The other interesting (and a little tragic) piece of C’s story is that their ex-partner of 7 years was in a car accident within the last year, and they took to the bed with overwhemling fatigue, irritability, wild mood swings… and more. It sounded an awful lot like things were with me, when I had whiplash in the past. Their change in personality was eerily familiar to me.

I tried to talk to C a few times about the possibility of MTBI playing a role in the relationship’s degeneration. I said nothing about C’s athletic history, but I focused on the car accident. But C couldn’t hear it. They just blocked it all out. They refused to admit that there had been a real change, or that the change was physical and neurological, rather than psycho-spiritual. C is very much into “energy medicine” and thinks about health in terms of karma and past lives and energy. They think they can address substantive issues with affirmations and intention.

Which is a shame, because they might have been able to get some relief and/or come up with some alternative strategies, by addressing the physical and neurological after-effects of that car accident, and developed real-world coping mechanisms, rather than realinging their chakras.

Now, don’t get me wrong. I am a strong believer in chakras and energies and intention and affirmations. But I’m also a firm believer in the power of the brain’s neurology to wreak havoc with one’s life. I know the domain of the brain can be very scary for people — especially people who don’t have good insurance and/or can’t get decent medical care — but by leaving out that very important aspect of our overall health, problematic situations can escalate and become even worse, on down the line.

Unaddressed TBI issues can literally cost you your job, your home, your marriage… and more. Especially if folks avoid dealing with them up front.

TBI — even “mild” traumatic brain injury — isn’t the sort of thing you can necessarily wish away or “clear with intention”. I’m sure there are people out there who are very capable mind-over-matter practitioners, but as far as I’m concerned, it’s prudent to give the brain its due and not just brush off a brain injury as something that time alone will heal. Brain injures don’t just go away. And left unaddressed, they can cost you a lot that means the world to you.
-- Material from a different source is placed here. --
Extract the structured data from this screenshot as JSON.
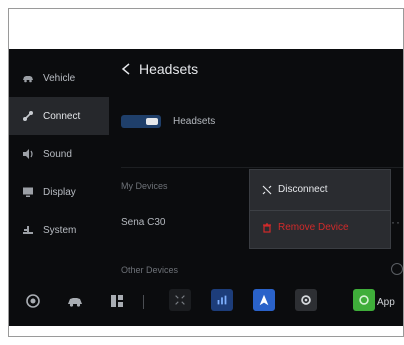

I’ve experienced that myself… And I spent most of yesterday moving heavy things with someone who is experiencing it, as well. My aching back and joints can attest to it.

Well, at least we got things moved while the weather was still nice. And for all the hard work over the weekend, it feels great to be this functional again, after years of ennui and inertia and neglect. I feel like I’m really starting to get back in the game, in many ways. My life and my attitude and my outlook is very different than it was, before things fell apart in 2004-2005. But I feel like my life force is returning — and it’s actually good for something.

By the time winter comes, this year, I might just be ready for it.